In summary, as a hospital pharmacist within the Clinical Governance framework, you play a pivotal role in promoting patient-centred, safe, and effective medication management. Active participation in quality improvement, risk management, education, and leadership activities contributes to the overall goal of enhancing the quality of healthcare services and patient outcomes.

**Situation:**
In the outpatient infection clinic, I was part of a healthcare team involved in managing a patient with an untreatable prosthetic joint infection of the knee. The patient had become resistant to all available antimicrobial options, and after a thorough assessment, it was determined that there was no suitable medical therapy. The only viable management option presented to the patient was an above knee amputation due to the high risk of death from sepsis if left untreated. The patients relative (spouse) was understandably upset and queried did we not have any other alternative options, unfortunately, the organism grown was now fully resistant to all oral options and we had cycled through several intravenous options in the past with limited success. We followed the below process on handling this situation, ensuring the patient and their partner had full access to information to make an informed decision on their care.

**Handling the Situation:**
1. **Delivering the News:**
- We approached the patient with empathy and sensitivity, recognising the emotional impact of the information.
- We clearly communicated the severity of the situation, explaining the reasons behind the recommendation for amputation.

2. **Providing Emotional Support:**
- We acknowledged the emotional distress of the patient and her partner.
- We offered emotional support by expressing empathy and understanding. We allowed them the time and space to process the information.

3. **Offering Information:**
- We provided detailed information about the proposed procedure, including the benefits, risks, and potential outcomes.
- We sought to answer any questions the patient and her partner may have, ensuring that they have a clear understanding of the situation and the proposed intervention.

4. **Assessing Understanding:**
- We assessed the patient and her partner's comprehension of the information provided.
and encouraged them to ask further questions and seek clarification on any aspects they find unclear.

5. **Involving Relatives in the Decision-making Process:**
-We involved the patient's partner in the decision-making process, acknowledging the impact of the decision on both individuals.
- We ensured that both the patient and her partner have an opportunity to express their concerns and preferences.

6. **Consent Process:**
- We clearly outlined the consent process for the proposed procedure.

7. **Documenting Discussions:**
- We documented the discussions and interactions with the patient, her partner, and any decisions made during the encounter.

The patient at the end of the situation was understandably upset and wanted some time to consider the information provided.
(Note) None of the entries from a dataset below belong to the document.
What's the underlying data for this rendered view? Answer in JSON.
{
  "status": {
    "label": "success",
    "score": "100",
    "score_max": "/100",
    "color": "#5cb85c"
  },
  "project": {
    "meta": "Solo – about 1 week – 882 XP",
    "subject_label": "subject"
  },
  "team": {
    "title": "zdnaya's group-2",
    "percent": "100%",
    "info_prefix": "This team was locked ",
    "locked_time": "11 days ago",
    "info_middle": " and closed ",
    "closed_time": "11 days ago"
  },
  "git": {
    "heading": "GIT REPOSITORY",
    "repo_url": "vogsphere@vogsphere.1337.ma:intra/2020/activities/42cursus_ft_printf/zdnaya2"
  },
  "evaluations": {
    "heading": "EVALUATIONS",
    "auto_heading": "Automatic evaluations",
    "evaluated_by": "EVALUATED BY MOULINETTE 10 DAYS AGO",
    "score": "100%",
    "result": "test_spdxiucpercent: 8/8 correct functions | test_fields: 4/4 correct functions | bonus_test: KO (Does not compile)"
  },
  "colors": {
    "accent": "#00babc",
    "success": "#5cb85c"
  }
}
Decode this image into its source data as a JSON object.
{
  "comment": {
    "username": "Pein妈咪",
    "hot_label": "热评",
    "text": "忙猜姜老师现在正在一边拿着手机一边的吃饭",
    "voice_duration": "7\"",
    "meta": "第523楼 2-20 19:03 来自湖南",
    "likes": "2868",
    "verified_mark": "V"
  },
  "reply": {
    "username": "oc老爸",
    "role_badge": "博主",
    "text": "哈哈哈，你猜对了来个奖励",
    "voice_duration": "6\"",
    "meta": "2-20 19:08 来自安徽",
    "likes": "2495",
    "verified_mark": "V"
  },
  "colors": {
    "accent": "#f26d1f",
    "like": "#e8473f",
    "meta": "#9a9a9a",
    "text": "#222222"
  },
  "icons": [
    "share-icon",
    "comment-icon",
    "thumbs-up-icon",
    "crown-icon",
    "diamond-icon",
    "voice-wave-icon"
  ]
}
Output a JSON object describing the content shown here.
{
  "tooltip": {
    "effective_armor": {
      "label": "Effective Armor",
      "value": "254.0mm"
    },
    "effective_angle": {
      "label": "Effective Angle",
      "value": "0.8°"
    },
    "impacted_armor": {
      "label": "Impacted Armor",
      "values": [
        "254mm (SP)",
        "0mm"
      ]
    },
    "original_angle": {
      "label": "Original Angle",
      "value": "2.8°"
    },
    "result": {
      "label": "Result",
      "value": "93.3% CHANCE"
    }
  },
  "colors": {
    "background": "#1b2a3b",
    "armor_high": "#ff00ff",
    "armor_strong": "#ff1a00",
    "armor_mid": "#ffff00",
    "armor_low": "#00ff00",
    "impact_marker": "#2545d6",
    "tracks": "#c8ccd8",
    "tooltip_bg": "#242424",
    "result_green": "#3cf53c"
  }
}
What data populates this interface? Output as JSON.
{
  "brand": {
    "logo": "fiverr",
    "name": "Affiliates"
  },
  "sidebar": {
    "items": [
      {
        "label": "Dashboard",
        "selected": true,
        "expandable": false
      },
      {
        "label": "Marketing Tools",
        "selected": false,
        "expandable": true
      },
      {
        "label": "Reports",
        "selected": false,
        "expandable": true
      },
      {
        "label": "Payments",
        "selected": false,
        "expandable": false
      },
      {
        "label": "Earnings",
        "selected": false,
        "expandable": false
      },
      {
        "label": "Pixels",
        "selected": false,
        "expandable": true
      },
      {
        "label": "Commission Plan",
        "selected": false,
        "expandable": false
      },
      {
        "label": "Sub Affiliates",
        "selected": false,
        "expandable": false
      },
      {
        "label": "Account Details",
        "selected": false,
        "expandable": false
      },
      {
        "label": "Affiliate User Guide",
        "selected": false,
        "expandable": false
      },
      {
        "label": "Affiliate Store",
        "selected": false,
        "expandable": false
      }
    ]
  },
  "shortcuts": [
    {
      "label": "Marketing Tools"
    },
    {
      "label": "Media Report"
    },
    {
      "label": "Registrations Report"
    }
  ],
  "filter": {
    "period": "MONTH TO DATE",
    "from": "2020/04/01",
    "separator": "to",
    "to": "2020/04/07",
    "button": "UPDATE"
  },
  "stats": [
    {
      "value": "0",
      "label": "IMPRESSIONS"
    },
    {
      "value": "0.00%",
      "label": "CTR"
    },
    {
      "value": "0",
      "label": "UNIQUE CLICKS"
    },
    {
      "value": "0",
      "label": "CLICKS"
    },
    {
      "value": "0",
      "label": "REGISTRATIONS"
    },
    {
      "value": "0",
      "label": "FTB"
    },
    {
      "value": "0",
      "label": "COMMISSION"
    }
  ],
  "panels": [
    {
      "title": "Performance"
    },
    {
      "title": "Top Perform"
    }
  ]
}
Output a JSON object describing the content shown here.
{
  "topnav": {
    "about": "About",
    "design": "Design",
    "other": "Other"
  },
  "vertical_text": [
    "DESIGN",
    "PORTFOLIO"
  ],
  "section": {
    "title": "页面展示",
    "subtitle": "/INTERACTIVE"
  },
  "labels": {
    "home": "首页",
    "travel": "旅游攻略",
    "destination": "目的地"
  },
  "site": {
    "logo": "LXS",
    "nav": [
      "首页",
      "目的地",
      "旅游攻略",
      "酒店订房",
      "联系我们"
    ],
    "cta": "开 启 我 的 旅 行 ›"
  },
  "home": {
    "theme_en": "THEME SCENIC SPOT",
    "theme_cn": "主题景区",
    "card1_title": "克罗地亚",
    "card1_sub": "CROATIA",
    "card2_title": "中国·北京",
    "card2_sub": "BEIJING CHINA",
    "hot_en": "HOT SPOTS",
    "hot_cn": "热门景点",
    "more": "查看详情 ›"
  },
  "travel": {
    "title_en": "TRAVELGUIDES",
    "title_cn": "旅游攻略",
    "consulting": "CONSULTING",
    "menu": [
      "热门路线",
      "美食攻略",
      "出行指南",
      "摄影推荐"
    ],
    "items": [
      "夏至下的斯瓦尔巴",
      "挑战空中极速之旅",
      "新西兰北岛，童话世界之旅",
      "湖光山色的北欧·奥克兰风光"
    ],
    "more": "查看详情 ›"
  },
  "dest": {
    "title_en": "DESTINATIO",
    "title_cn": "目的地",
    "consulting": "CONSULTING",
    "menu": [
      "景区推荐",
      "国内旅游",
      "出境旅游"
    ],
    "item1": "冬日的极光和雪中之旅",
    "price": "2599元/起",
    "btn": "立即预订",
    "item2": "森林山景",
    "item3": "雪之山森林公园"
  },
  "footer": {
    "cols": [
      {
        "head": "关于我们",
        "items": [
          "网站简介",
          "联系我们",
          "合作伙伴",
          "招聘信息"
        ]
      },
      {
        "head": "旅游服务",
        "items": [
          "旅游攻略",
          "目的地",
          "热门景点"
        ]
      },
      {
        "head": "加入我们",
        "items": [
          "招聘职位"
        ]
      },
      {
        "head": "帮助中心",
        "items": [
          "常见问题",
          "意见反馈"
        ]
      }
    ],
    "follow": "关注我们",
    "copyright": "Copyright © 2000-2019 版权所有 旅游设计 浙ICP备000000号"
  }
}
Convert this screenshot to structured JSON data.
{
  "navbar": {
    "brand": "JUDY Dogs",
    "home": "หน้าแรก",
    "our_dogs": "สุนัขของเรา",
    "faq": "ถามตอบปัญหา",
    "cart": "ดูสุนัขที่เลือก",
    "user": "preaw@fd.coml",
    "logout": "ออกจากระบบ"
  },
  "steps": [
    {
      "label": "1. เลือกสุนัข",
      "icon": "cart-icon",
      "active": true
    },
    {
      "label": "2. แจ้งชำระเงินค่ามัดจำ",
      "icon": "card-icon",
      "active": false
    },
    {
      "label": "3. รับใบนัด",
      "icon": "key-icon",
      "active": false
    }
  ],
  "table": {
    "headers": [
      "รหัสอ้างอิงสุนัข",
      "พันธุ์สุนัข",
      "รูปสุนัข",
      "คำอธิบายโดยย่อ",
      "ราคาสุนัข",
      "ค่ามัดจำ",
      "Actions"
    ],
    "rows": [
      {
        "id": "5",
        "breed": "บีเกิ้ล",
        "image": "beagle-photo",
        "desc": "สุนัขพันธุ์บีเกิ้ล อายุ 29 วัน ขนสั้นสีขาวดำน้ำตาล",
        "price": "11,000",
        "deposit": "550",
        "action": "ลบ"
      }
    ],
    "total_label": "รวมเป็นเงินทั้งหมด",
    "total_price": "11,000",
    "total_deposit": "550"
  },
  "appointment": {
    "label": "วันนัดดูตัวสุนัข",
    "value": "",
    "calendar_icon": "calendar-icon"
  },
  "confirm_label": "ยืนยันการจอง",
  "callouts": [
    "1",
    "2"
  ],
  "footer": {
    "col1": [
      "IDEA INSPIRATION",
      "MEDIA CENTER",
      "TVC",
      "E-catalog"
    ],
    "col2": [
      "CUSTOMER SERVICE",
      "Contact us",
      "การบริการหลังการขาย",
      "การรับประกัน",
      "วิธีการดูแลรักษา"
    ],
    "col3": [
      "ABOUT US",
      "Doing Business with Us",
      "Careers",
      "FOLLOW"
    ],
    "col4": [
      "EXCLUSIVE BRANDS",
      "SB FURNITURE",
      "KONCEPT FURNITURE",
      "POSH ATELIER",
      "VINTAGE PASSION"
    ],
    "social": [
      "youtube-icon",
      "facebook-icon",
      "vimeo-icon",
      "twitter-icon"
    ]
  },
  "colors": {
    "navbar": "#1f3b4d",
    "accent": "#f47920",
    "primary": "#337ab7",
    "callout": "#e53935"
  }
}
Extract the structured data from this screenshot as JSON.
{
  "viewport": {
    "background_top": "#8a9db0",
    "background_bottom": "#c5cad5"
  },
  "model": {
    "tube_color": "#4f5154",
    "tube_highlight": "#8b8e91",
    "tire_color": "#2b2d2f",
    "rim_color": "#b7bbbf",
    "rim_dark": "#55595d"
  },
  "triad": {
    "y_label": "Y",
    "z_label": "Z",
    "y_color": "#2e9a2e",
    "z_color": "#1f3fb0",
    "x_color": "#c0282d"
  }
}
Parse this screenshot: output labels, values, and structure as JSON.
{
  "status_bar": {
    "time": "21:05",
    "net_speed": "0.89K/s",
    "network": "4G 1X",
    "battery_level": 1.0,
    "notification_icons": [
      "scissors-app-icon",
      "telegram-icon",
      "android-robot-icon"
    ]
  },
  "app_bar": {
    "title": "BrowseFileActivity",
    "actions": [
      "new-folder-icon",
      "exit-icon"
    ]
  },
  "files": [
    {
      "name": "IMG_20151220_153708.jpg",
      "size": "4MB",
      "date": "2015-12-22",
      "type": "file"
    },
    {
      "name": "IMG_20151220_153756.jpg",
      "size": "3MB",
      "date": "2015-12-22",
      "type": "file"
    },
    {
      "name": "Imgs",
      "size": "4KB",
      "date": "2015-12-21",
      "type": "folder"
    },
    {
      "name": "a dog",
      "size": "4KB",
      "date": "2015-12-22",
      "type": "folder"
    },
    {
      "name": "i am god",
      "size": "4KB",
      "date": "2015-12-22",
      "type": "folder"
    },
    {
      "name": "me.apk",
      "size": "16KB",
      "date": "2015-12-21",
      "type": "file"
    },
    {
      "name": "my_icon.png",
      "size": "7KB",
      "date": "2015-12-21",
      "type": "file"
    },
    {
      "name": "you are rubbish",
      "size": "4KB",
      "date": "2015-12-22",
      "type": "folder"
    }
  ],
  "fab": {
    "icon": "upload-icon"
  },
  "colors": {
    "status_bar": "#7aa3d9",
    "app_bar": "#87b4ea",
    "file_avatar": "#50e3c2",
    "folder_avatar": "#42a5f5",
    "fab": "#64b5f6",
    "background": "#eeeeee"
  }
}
Eventually, she consented to the operation and was scheduled for an elective above knee amputation. I visited her pre-operatively and prescribed the relevant IV antimicrobials for the procedure and visited her post-operative in the intensive care unit to check how she was getting on. She then consented to our OPAT (outpatient parental antimicrobial) service for a further 6 weeks to ensure adequate clearance of any residual infection due to the procedure.